A Stellantis planeia revolucionar o mercado europeu de veículos eléctricos com uma nova gama de veículos pequenos e totalmente eléctricos de baixo custo, destinada a revitalizar o mercado e a produção de automóveis de entrada em dificuldades do continente.

A gigante automobilística, proprietária de marcas como Fiat, Opel e Citroën, anunciou que a produção de seu “carro elétrico” compacto e acessível começará em 2028 em sua fábrica de Pomigliano D’Arco, na Itália, com volumes significativos esperados.

Fontes próximas ao assunto disseram que o preço-alvo era de cerca de 15.000 euros (17.500 dólares).

A mudança estratégica ocorre no momento em que muitas montadoras ignoram cada vez mais o mercado de entrada de baixo custo.

O aumento das despesas associadas à electrificação e às rigorosas regulamentações de segurança, juntamente com a procura de margens de lucro mais elevadas, levaram as empresas a produzir veículos maiores e mais caros.
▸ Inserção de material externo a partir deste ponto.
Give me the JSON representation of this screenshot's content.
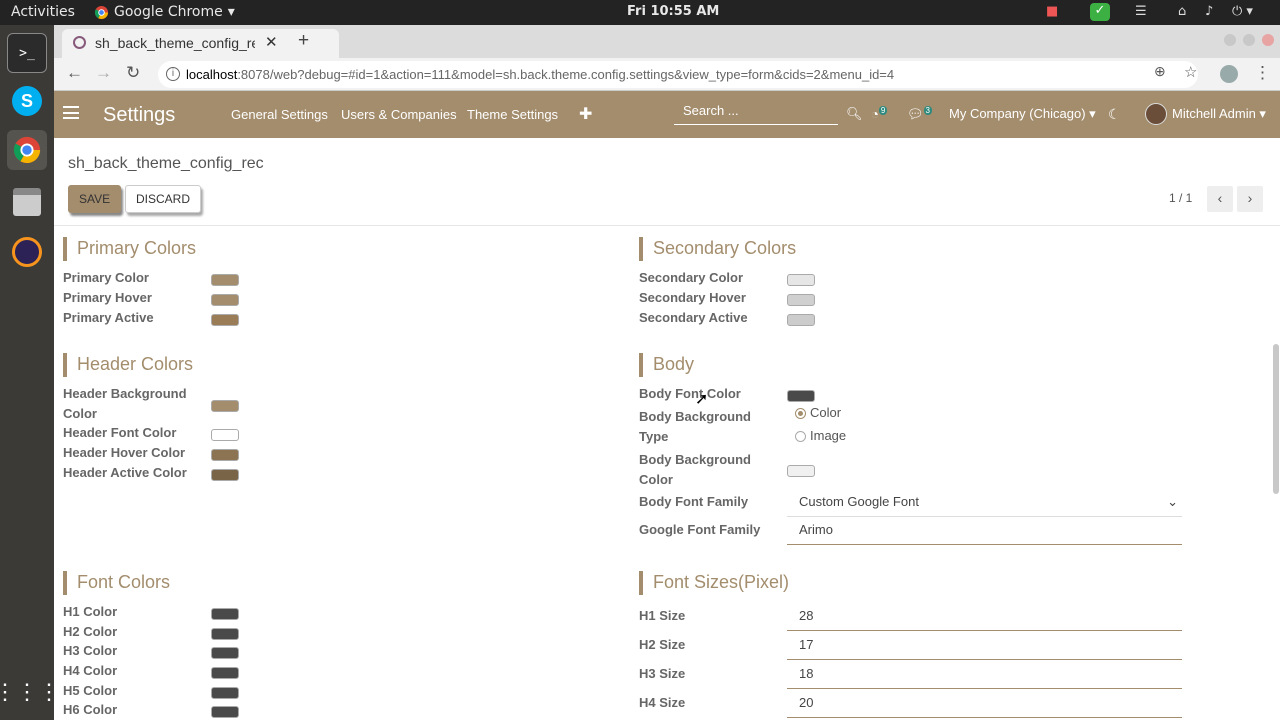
{
  "system": {
    "activities": "Activities",
    "app_name": "Google Chrome",
    "clock": "Fri 10:55 AM"
  },
  "browser": {
    "tab_title": "sh_back_theme_config_re",
    "url_host": "localhost",
    "url_rest": ":8078/web?debug=#id=1&action=111&model=sh.back.theme.config.settings&view_type=form&cids=2&menu_id=4"
  },
  "odoo_nav": {
    "brand": "Settings",
    "menus": [
      "General Settings",
      "Users & Companies",
      "Theme Settings"
    ],
    "search_placeholder": "Search ...",
    "activity_count": "9",
    "message_count": "3",
    "company": "My Company (Chicago)",
    "user": "Mitchell Admin"
  },
  "control_panel": {
    "breadcrumb": "sh_back_theme_config_rec",
    "save_label": "SAVE",
    "discard_label": "DISCARD",
    "pager": "1 / 1"
  },
  "form": {
    "primary": {
      "title": "Primary Colors",
      "fields": [
        {
          "label": "Primary Color",
          "color": "#a38d6d"
        },
        {
          "label": "Primary Hover",
          "color": "#a38d6d"
        },
        {
          "label": "Primary Active",
          "color": "#9a7d57"
        }
      ]
    },
    "secondary": {
      "title": "Secondary Colors",
      "fields": [
        {
          "label": "Secondary Color",
          "color": "#e6e6e6"
        },
        {
          "label": "Secondary Hover",
          "color": "#d0d0d0"
        },
        {
          "label": "Secondary Active",
          "color": "#cccccc"
        }
      ]
    },
    "header": {
      "title": "Header Colors",
      "fields": [
        {
          "label": "Header Background Color",
          "color": "#a38d6d"
        },
        {
          "label": "Header Font Color",
          "color": "#ffffff"
        },
        {
          "label": "Header Hover Color",
          "color": "#8c7352"
        },
        {
          "label": "Header Active Color",
          "color": "#7a6448"
        }
      ]
    },
    "body": {
      "title": "Body",
      "font_color_label": "Body Font Color",
      "font_color": "#4a4a4a",
      "bg_type_label": "Body Background Type",
      "bg_type_options": [
        "Color",
        "Image"
      ],
      "bg_type_selected": "Color",
      "bg_color_label": "Body Background Color",
      "bg_color": "#f0f0f0",
      "font_family_label": "Body Font Family",
      "font_family_value": "Custom Google Font",
      "google_font_label": "Google Font Family",
      "google_font_value": "Arimo"
    },
    "font_colors": {
      "title": "Font Colors",
      "fields": [
        {
          "label": "H1 Color",
          "color": "#4a4a4a"
        },
        {
          "label": "H2 Color",
          "color": "#4a4a4a"
        },
        {
          "label": "H3 Color",
          "color": "#4a4a4a"
        },
        {
          "label": "H4 Color",
          "color": "#4a4a4a"
        },
        {
          "label": "H5 Color",
          "color": "#4a4a4a"
        },
        {
          "label": "H6 Color",
          "color": "#4a4a4a"
        }
      ]
    },
    "font_sizes": {
      "title": "Font Sizes(Pixel)",
      "fields": [
        {
          "label": "H1 Size",
          "value": "28"
        },
        {
          "label": "H2 Size",
          "value": "17"
        },
        {
          "label": "H3 Size",
          "value": "18"
        },
        {
          "label": "H4 Size",
          "value": "20"
        }
      ]
    }
  }
}
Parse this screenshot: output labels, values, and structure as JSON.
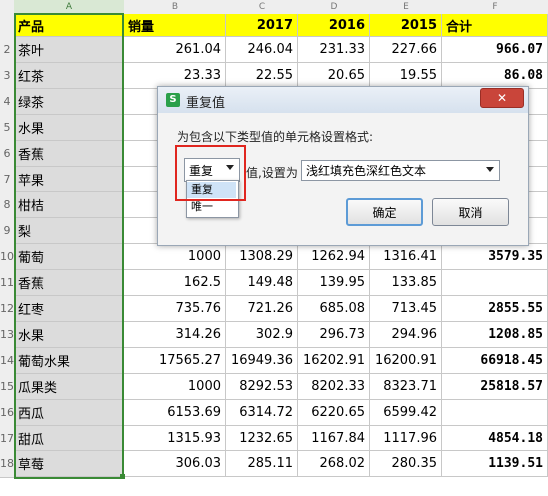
{
  "columns": [
    "A",
    "B",
    "C",
    "D",
    "E",
    "F"
  ],
  "header": {
    "product": "产品",
    "sales": "销量",
    "y2017": "2017",
    "y2016": "2016",
    "y2015": "2015",
    "total": "合计"
  },
  "rows": [
    {
      "num": "2",
      "product": "茶叶",
      "sales": "261.04",
      "y2017": "246.04",
      "y2016": "231.33",
      "y2015": "227.66",
      "total": "966.07"
    },
    {
      "num": "3",
      "product": "红茶",
      "sales": "23.33",
      "y2017": "22.55",
      "y2016": "20.65",
      "y2015": "19.55",
      "total": "86.08"
    },
    {
      "num": "4",
      "product": "绿茶",
      "sales": "",
      "y2017": "",
      "y2016": "",
      "y2015": "",
      "total": ""
    },
    {
      "num": "5",
      "product": "水果",
      "sales": "",
      "y2017": "",
      "y2016": "",
      "y2015": "",
      "total": ""
    },
    {
      "num": "6",
      "product": "香蕉",
      "sales": "",
      "y2017": "",
      "y2016": "",
      "y2015": "",
      "total": ""
    },
    {
      "num": "7",
      "product": "苹果",
      "sales": "",
      "y2017": "",
      "y2016": "",
      "y2015": "",
      "total": ""
    },
    {
      "num": "8",
      "product": "柑桔",
      "sales": "",
      "y2017": "",
      "y2016": "",
      "y2015": "",
      "total": ""
    },
    {
      "num": "9",
      "product": "梨",
      "sales": "",
      "y2017": "",
      "y2016": "",
      "y2015": "",
      "total": ""
    },
    {
      "num": "10",
      "product": "葡萄",
      "sales": "1000",
      "y2017": "1308.29",
      "y2016": "1262.94",
      "y2015": "1316.41",
      "total": "3579.35"
    },
    {
      "num": "11",
      "product": "香蕉",
      "sales": "162.5",
      "y2017": "149.48",
      "y2016": "139.95",
      "y2015": "133.85",
      "total": ""
    },
    {
      "num": "12",
      "product": "红枣",
      "sales": "735.76",
      "y2017": "721.26",
      "y2016": "685.08",
      "y2015": "713.45",
      "total": "2855.55"
    },
    {
      "num": "13",
      "product": "水果",
      "sales": "314.26",
      "y2017": "302.9",
      "y2016": "296.73",
      "y2015": "294.96",
      "total": "1208.85"
    },
    {
      "num": "14",
      "product": "葡萄水果",
      "sales": "17565.27",
      "y2017": "16949.36",
      "y2016": "16202.91",
      "y2015": "16200.91",
      "total": "66918.45"
    },
    {
      "num": "15",
      "product": "瓜果类",
      "sales": "1000",
      "y2017": "8292.53",
      "y2016": "8202.33",
      "y2015": "8323.71",
      "total": "25818.57"
    },
    {
      "num": "16",
      "product": "西瓜",
      "sales": "6153.69",
      "y2017": "6314.72",
      "y2016": "6220.65",
      "y2015": "6599.42",
      "total": ""
    },
    {
      "num": "17",
      "product": "甜瓜",
      "sales": "1315.93",
      "y2017": "1232.65",
      "y2016": "1167.84",
      "y2015": "1117.96",
      "total": "4854.18"
    },
    {
      "num": "18",
      "product": "草莓",
      "sales": "306.03",
      "y2017": "285.11",
      "y2016": "268.02",
      "y2015": "280.35",
      "total": "1139.51"
    }
  ],
  "dialog": {
    "app_icon": "S",
    "title": "重复值",
    "close_label": "✕",
    "prompt": "为包含以下类型值的单元格设置格式:",
    "type_selected": "重复",
    "set_label": "值,设置为",
    "format_selected": "浅红填充色深红色文本",
    "ok_label": "确定",
    "cancel_label": "取消",
    "type_options": [
      "重复",
      "唯一"
    ]
  },
  "colors": {
    "header_yellow": "#ffff00",
    "selection_green": "#3a8a35",
    "highlight_red": "#e0261f",
    "close_red": "#c9453a"
  }
}
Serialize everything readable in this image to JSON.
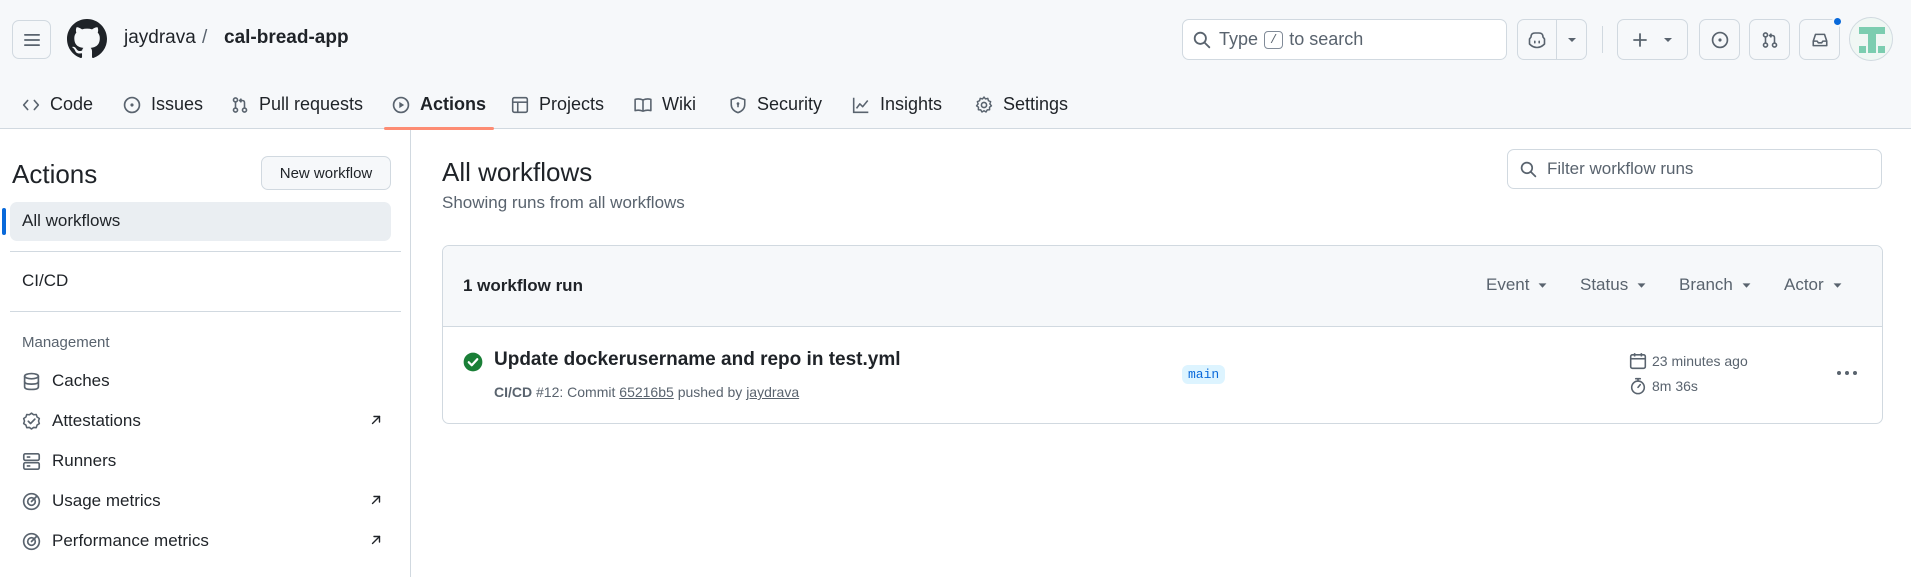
{
  "header": {
    "owner": "jaydrava",
    "separator": "/",
    "repo": "cal-bread-app",
    "search_prefix": "Type",
    "search_key": "/",
    "search_suffix": "to search",
    "notification_color": "#0969da"
  },
  "tabs": [
    {
      "label": "Code",
      "icon": "code-icon"
    },
    {
      "label": "Issues",
      "icon": "issue-opened-icon"
    },
    {
      "label": "Pull requests",
      "icon": "git-pull-request-icon"
    },
    {
      "label": "Actions",
      "icon": "play-icon",
      "active": true
    },
    {
      "label": "Projects",
      "icon": "table-icon"
    },
    {
      "label": "Wiki",
      "icon": "book-icon"
    },
    {
      "label": "Security",
      "icon": "shield-icon"
    },
    {
      "label": "Insights",
      "icon": "graph-icon"
    },
    {
      "label": "Settings",
      "icon": "gear-icon"
    }
  ],
  "sidebar": {
    "title": "Actions",
    "new_workflow": "New workflow",
    "all_workflows": "All workflows",
    "workflows": [
      "CI/CD"
    ],
    "management_label": "Management",
    "items": [
      {
        "label": "Caches",
        "icon": "database-icon",
        "external": false
      },
      {
        "label": "Attestations",
        "icon": "verified-icon",
        "external": true
      },
      {
        "label": "Runners",
        "icon": "server-icon",
        "external": false
      },
      {
        "label": "Usage metrics",
        "icon": "meter-icon",
        "external": true
      },
      {
        "label": "Performance metrics",
        "icon": "meter-icon",
        "external": true
      }
    ]
  },
  "main": {
    "title": "All workflows",
    "subtitle": "Showing runs from all workflows",
    "filter_placeholder": "Filter workflow runs",
    "runs_count": "1 workflow run",
    "filters": [
      "Event",
      "Status",
      "Branch",
      "Actor"
    ],
    "run": {
      "status": "success",
      "status_color": "#1a7f37",
      "title": "Update dockerusername and repo in test.yml",
      "workflow": "CI/CD",
      "run_number": "#12:",
      "commit_prefix": "Commit",
      "commit_sha": "65216b5",
      "pushed_by_prefix": "pushed by",
      "actor": "jaydrava",
      "branch": "main",
      "time_ago": "23 minutes ago",
      "duration": "8m 36s"
    }
  }
}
Stellantis disse na terça-feira que a iniciativa “E-Car” alavancará parcerias estratégicas para minimizar custos e acelerar o desenvolvimento, ao mesmo tempo que promove empregos na indústria local.

Um trabalhador inspeciona um veículo utilitário esportivo (SUV) Opel Mokka na linha de produção da fábrica de automóveis Stellantis em Poissy, perto de Paris, França. (Reuters)

O presidente-executivo, Antonio Filosa, que deverá revelar um novo plano de negócios na quinta-feira, expressou a ambição da empresa em atender à demanda do mercado europeu por “carros pequenos e elegantes” e confirmou que os “veículos elétricos” se manifestarão como “novos modelos em múltiplas marcas”.

Strantis acredita que as regulamentações europeias de segurança e emissões aumentaram significativamente o custo dos carros novos, criando a necessidade de uma nova geração de veículos pequenos, simplificados e econômicos, no estilo dos “carros kei” japoneses.

Os carros Kei são veículos urbanos tradicionalmente vendidos no Japão, com restrições de tamanho e motor, e desfrutam de impostos e prêmios de seguro mais baixos. Eles cobrem grande parte do mercado local.

Strantis disse na terça-feira que a Comissão Europeia reconheceu o potencial do novo setor de veículos elétricos para impulsionar empregos europeus de design e fabricação e apoiar uma adoção mais ampla de veículos elétricos, especialmente para o transporte urbano diário.

Strantis alertou que sem carros eléctricos mais acessíveis, o impulso da UE para transportes com emissões zero poderia estagnar, especialmente entre os consumidores de baixos rendimentos.

Strantis acredita que as regulamentações de segurança e emissões na Europa aumentaram significativamente o custo dos carros novos, necessitando de uma nova geração de veículos pequenos, simplificados e económicos, como os veículos ligeiros do Japão. (Reuters)

Na UE, são necessárias funcionalidades de segurança, como sensores para detetar se o condutor está a dormir ou botões SOS, em tudo, desde os automóveis mais pequenos até aos grandes SUV, o que tem um impacto maior no custo dos automóveis utilizados principalmente para viagens curtas pela cidade.

Com elevados volumes de produção esperados, o veículo eléctrico ajudará a Stellantis a melhorar a sua capacidade de produção subutilizada na Europa, um objectivo que a Filosa também está a atingir ao expandir a sua cooperação com o parceiro chinês Leapmotor.

As duas montadoras anunciaram no início deste mês a produção conjunta de dois modelos na Espanha, enquanto a Stellantis disse que a parceria de fabricação com a Dongfeng 600006.SS pode se expandir para além da China.

A fábrica de Pomigliano produz modelos como o Fiat Panda, que deverá permanecer em produção pelo menos até 2030.

Os sindicatos italianos saudaram a notícia e afirmaram num comunicado que a nova produção acabaria por levar a fábrica ao pleno emprego. Eles também confirmaram o preço do carro elétrico.